Arriva in Italia con più di un anno di ritardo, in circa 80 sale, Il Mago – L’incredibile vita di Orson Welles, nuovo documentario dello statunitense Chuck Workman, ambizioso e necessario progetto che si propone di narrare nell’arco di un’ora e mezza l’esistenza fuori dal comune di un gigante dello spettacolo. La parabola artistica di Orson Welles viene percorsa nella sua interezza, divisa in una manciata di capitoli, a cominciare dalla precoce e precipua propensione all’arte teatrale (che già allora gli attribuiva la nomea di “wonder boy”, “ragazzo prodigio”), i cui primi significativi sviluppi avvennero al Gate Theatre di Dublino e alla Tood School di Woodstock (Illinois), per approdare alla leggendaria compagnia del Mercury Theatre (attiva anche negli studi radiofonici), fin dalle rappresentazioni esordiali al centro di critiche intransigenti come d’entusiastiche accoglienze. Seguono quindi i pressoché ininterrotti intrecci fra set e palcoscenico, fra script illuminati di incompresa visionarietà e memorabili messinscene shakespeariane.

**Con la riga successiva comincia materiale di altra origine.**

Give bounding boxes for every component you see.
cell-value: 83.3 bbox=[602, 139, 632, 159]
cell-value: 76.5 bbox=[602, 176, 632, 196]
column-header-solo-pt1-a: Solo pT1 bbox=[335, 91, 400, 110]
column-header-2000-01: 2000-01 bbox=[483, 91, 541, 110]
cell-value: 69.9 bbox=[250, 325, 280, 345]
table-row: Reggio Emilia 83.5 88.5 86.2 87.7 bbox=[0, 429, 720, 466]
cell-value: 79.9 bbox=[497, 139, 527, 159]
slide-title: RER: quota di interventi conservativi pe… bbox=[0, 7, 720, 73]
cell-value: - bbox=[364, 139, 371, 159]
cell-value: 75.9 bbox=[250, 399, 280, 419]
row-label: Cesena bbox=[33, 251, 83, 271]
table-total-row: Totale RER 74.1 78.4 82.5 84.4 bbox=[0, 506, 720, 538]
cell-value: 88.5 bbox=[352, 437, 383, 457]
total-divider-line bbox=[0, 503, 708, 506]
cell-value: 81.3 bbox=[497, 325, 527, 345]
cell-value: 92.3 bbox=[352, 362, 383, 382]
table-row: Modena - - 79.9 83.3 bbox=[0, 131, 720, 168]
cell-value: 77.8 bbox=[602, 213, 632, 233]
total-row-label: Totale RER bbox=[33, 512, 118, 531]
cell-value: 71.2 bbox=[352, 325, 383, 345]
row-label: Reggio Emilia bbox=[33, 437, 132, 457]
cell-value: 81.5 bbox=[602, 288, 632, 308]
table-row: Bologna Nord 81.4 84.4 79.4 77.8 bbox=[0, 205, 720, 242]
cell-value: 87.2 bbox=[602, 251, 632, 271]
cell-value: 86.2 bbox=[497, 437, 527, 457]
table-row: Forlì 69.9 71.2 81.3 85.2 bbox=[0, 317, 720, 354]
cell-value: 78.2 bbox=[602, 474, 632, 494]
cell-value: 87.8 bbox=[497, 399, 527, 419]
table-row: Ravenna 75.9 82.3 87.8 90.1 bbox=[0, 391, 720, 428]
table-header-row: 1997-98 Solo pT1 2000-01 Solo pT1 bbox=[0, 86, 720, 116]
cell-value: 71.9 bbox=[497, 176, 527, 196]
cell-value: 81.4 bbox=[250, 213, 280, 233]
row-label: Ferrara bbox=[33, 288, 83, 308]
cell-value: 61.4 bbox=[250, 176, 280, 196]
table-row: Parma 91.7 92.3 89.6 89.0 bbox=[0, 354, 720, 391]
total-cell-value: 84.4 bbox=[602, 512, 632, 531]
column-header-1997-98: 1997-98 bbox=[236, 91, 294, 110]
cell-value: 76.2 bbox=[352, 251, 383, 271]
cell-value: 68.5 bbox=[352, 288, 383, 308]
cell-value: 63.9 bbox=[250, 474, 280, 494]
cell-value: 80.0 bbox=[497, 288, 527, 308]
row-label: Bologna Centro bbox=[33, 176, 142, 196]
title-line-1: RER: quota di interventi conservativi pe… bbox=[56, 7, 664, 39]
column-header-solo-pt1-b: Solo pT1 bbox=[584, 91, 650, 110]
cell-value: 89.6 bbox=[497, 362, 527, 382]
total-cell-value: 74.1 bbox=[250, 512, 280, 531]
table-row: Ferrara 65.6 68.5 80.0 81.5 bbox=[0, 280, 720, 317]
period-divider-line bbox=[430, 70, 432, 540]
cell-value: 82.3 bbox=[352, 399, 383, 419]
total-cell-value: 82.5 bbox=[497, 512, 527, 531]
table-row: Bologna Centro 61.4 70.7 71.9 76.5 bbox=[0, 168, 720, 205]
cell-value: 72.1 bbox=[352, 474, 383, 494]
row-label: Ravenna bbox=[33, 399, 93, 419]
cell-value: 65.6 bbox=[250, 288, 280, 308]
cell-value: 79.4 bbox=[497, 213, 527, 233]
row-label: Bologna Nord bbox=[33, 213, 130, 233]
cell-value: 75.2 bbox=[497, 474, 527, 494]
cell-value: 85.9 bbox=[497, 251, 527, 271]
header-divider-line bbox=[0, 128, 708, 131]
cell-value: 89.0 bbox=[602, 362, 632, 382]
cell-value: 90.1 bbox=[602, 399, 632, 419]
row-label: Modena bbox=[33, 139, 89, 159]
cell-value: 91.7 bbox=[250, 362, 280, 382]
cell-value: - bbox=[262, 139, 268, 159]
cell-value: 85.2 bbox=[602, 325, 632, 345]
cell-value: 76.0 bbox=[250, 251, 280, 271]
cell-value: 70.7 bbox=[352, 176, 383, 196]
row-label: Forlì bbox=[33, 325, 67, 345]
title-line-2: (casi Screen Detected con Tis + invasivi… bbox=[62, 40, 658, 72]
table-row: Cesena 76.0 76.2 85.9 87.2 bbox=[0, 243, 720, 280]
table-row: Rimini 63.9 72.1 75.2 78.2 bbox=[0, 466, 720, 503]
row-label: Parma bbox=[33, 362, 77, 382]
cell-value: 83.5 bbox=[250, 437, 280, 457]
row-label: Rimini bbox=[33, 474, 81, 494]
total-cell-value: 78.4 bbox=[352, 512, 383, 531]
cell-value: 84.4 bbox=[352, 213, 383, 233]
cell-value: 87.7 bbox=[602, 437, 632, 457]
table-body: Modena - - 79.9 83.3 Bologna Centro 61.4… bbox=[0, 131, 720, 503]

Questa laboriosa ricerca porta Workman al coordinamento (anche a livello di montaggio) di una grande messe di materiali, che spaziano da interviste ex novo ad un’ammirevole collezione di registrazioni d’archivio (c’è spazio persino per un brevissimo stralcio da una notte del nostro Fuori Orario in cui compaiono frammenti dal Don Chisciotte), tutte fonti che fotografano alternatamente il protagonista, con una spiccata predilezione alle partecipazioni straordinarie ai diversi show della tarda età, e molteplici studiosi che hanno avuto occasione di approcciarvisi con maggior o minor confidenza: fra i più eminenti, Steven Spielberg, George Lucas, Martin Scorsese, Peter Bogdanovich, William Friedkin, Richard Linklater, Paul Mazursky, Simon Callow (biografo di Welles). Ne esce un ritratto brioso, sostenuto efficacemente da un ritmo che mai s’azzoppa, nonostante a tratti risulti sovrabbondante la proposta simultanea di esperienze visive e sonore, resa ulteriormente ardua dalla necessità dei sottotitoli nelle edizioni straniere. Ciononostante, non mancano alcuni incisi insufficientemente approfonditi (come lo sfuggente riferimento a Too Much Johnson), messi in ombra in favore di un’economia dei contenuti che conceda di abbracciare l’intero corso della vicenda senza rischiare di costruire un mausoleo dall’accesso elitario.
Il lungometraggio convince nel mostrare un autentico “re senza regno”, intelligentissima autorità rispettata nel campo del senso comune, eppure scalzata da dirigenti, produttori e talvolta critici molto meno lungimiranti e sensibili di fronte un’effettiva qualità artistica che solo i posteri avrebbero saputo riscoprire in larga parte (e purtuttavia non ancora bastevolmente). Il mito di Kenosha è a ragione definito da Linklater (autore del film Me and Orson Welles, 2006) “santo patrono del cinema indipendente”, epiteto che cattura con fedeltà il suo profondissimo sentire il cinema, cui lo legava un rapporto di vero amore, maledetto in quanto destinato all’imperfezione eterna (al termine di ogni nuovo lavoro giungeva la sensazione di non averlo compiuto “abbastanza bene”), maledetto in quanto ostracizzato dal sistema hollywoodiano, che mai avrebbe potuto penetrare a fondo l’impopolare concezione estetica del regista. Irremovibile nelle sue condotte sceniche, proprio in virtù di questa padronanza, per quanto appresa attraverso un cammino empirico, egli era mago, maestro dell’inesplorato, magnifico “agente” in quel gigantesco palcoscenico che è il mondo.
Nel documentario è inoltre messo ben in luce come, nonostante tale irriducibile errare alla ricerca di chi appoggiasse le sue cause, motivo dei suoi numerosissimi ruoli attoriali e dell’incompiutezza di alcune promettenti pellicole, fino all’ultimo giorno non abbia voluto sacrificare la sua vena autoironica, che lo predisponeva ad esibirsi in compiaciute ed apprezzate parodie. Da evidenziare, infine, l’inserimento di copiosi omaggi cinefili, chiaro esempio di come la lezione incarnata dalla filmografia di Orson Welles non abbia mai smesso di influenzare le produzioni a venire: si pensi agli estratti da Ed Wood di Tim Burton, Creature del cielo di Peter Jackson, Radio Days di Woody Allen, Get Shorty di Barry Sonnenfeld, fino al biografico RKO 281 di Benjamin Ross e all’illuminante striscia Peanuts che sbeffeggia Quarto potere.